Courtland sighed. "Fine. But keep her out of sight."

"Oh, I will," Kinsley grinned. She looked at me with pure malice. "There's a closet in the basement. The one where we keep the silverware. That will be her room."

Two guards came in and dragged me away.

They threw me into the closet. It was tiny, windowless, and filled with silver platters and goblets. The air burned my skin instantly.

Hours later, the door opened.

Kinsley stood there holding a dog bowl filled with scraps of meat and gristle.

"Dinner time," she sang. She placed the bowl on the floor. "Eat."

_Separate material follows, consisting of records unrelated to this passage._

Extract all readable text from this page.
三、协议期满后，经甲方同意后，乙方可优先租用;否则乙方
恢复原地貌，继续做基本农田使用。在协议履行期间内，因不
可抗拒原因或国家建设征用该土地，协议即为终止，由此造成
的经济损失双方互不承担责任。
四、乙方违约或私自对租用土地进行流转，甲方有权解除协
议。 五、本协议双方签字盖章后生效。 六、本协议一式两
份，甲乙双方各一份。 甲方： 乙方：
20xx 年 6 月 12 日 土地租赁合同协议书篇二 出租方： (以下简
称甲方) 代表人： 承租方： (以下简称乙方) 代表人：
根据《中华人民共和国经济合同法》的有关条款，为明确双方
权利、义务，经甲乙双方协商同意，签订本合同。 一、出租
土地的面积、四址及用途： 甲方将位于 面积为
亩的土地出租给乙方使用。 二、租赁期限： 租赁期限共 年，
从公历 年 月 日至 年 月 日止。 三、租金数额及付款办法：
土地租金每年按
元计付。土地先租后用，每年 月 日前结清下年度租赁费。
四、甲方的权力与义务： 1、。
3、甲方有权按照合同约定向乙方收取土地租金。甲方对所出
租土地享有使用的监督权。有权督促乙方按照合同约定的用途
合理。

"I am not a dog," I said, huddling in the corner.

"Eat!" She used a Voice of Command. It wasn't Alpha level, but she had a glamour spell that mimicked it.

My body betrayed me. Hunger betrayed me.

I crawled forward. I lowered my head. I ate from the bowl like an animal. Tears mixed with the grease.

"Good girl," Kinsley laughed.

Then, I heard a gasp from the doorway. A small, broken sound.

I froze. I looked up.

Standing in the hallway, holding a mop, was a teenage boy. He was thin, pale, with eyes that looked just like mine.

Aspen.

He was staring at me—his big sister, the former pride of the family—eating garbage from a dog bowl at the feet of the woman I supposedly killed.

"Ana?" he whispered.

My heart shattered into a million pieces.

"Aspen... don't look," I begged, trying to cover my face with my dirty hands. "Don't look at me."

Kinsley smiled, placing a hand on Aspen's shoulder.

"Look closely, boy," she whispered to him. "This is what happens to wolves who disobey me."